Dès lors, il y a concurrence entre une double verticale, celle américaine allant de la Roumanie au canal de Suez et celle de la Russie allant de Sébastopol jusqu'au port de Tartous, dernier point d'ancrage de la puissance navale russe en Méditerranée...

 

La Russie ne peut que se sentir refoulée par la progression américaine et de l'OTAN en Mer Noire. Elle a riposté par la guerre en Géorgie (2008) et a profité de l'instabilité ukrainienne pour protéger ses intérêts. La Turquie, traditionnellement seconde partie du condominium qui dirige la mer Noire, s'appuie sur cette intrusion américaine pour protéger ses propres acquis.
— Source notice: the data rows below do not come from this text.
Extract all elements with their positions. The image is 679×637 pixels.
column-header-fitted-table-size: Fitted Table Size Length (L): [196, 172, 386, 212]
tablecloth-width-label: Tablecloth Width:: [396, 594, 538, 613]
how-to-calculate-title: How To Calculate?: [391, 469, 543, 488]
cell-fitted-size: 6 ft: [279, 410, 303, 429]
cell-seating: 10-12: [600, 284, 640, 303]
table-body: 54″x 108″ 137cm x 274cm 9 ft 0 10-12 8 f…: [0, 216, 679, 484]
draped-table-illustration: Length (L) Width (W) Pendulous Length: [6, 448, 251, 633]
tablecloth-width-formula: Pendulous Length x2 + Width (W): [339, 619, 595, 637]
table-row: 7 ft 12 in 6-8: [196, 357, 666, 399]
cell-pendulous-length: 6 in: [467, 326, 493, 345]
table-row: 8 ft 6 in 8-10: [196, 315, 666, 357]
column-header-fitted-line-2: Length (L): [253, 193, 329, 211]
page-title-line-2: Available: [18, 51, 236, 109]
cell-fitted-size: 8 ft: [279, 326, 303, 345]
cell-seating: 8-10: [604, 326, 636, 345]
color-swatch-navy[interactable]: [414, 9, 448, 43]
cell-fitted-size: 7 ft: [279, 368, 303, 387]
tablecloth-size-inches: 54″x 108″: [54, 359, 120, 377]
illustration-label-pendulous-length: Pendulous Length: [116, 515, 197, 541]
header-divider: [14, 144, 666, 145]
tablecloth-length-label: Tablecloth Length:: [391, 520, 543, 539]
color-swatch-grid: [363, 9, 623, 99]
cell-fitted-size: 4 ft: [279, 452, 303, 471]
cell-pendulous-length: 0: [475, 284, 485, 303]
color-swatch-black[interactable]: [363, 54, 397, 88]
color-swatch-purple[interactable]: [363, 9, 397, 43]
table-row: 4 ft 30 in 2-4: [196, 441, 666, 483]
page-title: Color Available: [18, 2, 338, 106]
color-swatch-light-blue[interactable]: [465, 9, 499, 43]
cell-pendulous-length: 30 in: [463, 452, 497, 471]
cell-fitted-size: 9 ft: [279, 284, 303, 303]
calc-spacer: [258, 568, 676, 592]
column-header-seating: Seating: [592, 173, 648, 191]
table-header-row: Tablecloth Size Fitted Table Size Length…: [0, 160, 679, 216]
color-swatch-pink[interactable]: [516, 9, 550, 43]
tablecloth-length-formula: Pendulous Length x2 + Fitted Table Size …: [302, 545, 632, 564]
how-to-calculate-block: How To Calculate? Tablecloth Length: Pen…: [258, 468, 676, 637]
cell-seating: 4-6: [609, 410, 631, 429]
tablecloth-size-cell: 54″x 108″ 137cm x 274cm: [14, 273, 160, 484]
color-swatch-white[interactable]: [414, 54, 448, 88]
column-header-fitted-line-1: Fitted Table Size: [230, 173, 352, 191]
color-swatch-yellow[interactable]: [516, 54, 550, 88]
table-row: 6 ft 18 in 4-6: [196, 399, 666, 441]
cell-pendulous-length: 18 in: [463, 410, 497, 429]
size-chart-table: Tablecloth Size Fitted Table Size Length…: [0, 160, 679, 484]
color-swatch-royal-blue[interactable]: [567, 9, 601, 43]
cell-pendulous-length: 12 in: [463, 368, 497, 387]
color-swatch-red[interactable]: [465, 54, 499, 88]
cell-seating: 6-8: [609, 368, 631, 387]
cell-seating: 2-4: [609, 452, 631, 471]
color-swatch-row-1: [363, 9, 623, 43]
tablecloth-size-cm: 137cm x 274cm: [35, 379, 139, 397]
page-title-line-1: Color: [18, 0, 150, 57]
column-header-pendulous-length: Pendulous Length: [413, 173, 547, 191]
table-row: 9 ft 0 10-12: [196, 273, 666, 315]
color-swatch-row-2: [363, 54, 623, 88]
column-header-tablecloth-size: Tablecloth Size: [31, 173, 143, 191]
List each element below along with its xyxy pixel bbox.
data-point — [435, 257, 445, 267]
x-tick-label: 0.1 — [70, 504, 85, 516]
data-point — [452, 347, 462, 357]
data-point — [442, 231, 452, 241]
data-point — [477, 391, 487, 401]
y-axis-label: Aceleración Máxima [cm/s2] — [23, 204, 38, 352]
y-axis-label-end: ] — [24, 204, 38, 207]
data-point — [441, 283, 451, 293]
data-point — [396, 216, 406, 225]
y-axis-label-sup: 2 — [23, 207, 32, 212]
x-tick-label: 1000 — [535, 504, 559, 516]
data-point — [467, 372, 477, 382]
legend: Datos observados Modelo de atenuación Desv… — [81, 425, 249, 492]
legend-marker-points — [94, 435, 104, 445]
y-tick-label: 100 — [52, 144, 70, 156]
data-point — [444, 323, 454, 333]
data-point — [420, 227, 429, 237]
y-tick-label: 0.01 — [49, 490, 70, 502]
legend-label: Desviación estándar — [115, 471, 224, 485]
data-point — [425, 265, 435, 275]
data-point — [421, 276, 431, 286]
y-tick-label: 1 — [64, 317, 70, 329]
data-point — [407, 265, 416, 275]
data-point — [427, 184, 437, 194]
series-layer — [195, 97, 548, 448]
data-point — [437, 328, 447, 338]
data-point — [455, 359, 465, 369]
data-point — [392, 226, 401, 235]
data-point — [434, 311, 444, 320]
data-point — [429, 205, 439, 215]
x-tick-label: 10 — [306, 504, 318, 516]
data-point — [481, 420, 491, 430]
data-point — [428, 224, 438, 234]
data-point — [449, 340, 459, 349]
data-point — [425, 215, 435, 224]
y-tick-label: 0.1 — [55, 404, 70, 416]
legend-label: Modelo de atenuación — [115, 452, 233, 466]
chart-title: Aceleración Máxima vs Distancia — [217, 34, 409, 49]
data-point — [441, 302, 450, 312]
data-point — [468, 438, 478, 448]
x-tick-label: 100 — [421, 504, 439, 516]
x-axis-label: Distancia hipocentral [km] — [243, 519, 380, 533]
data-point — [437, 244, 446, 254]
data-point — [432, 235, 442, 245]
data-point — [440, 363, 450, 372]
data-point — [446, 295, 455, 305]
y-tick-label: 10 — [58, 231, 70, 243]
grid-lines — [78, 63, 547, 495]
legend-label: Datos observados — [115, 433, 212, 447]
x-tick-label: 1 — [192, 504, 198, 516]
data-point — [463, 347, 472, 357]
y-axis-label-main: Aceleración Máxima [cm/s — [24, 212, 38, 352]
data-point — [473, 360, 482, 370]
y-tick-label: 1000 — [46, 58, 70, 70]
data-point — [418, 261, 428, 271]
Alors qu'Ankara est empêtrée dans de multiples scandales de corruption, le projet d'acquérir l'avion de combat "Joint Strike Fighter" F-35 est relancé... Tout comme en Pologne un tel projet d'acquisition se fait jour. Ce qui laisse apparaître de multiples liens et connexions entre la mer Noire, la Mer Baltique et l'isthme courant de l'Ukraine à la Pologne...

 

Oui, la mer Noire est enjeux...

 

C'est pour tenter de lever un peu le "brouillard de la guerre" sur ces nombreux enjeux que l'Alliance GéoStratégique, ainsi que des contributeurs extérieurs, vous propose leurs analyses sur la mer Noire. Les premières interventions présenteront une partie des acteurs et des enjeux actuels tandis qu'une seconde série de publications s'attachera à présenter les enjeux maritimes dont le point central est la base navale russe de Sébastopol.

 

Bonne lecture !

 




[1] Les Phéniciens, marins des trois continents, BAURAIN Claude et BONNET Corinne, Paris, éditions Armand Colin, 1992, p. 131.
 

[2] Périclès, KAGAN Donald, Paris, éditions Tallandier, p.124.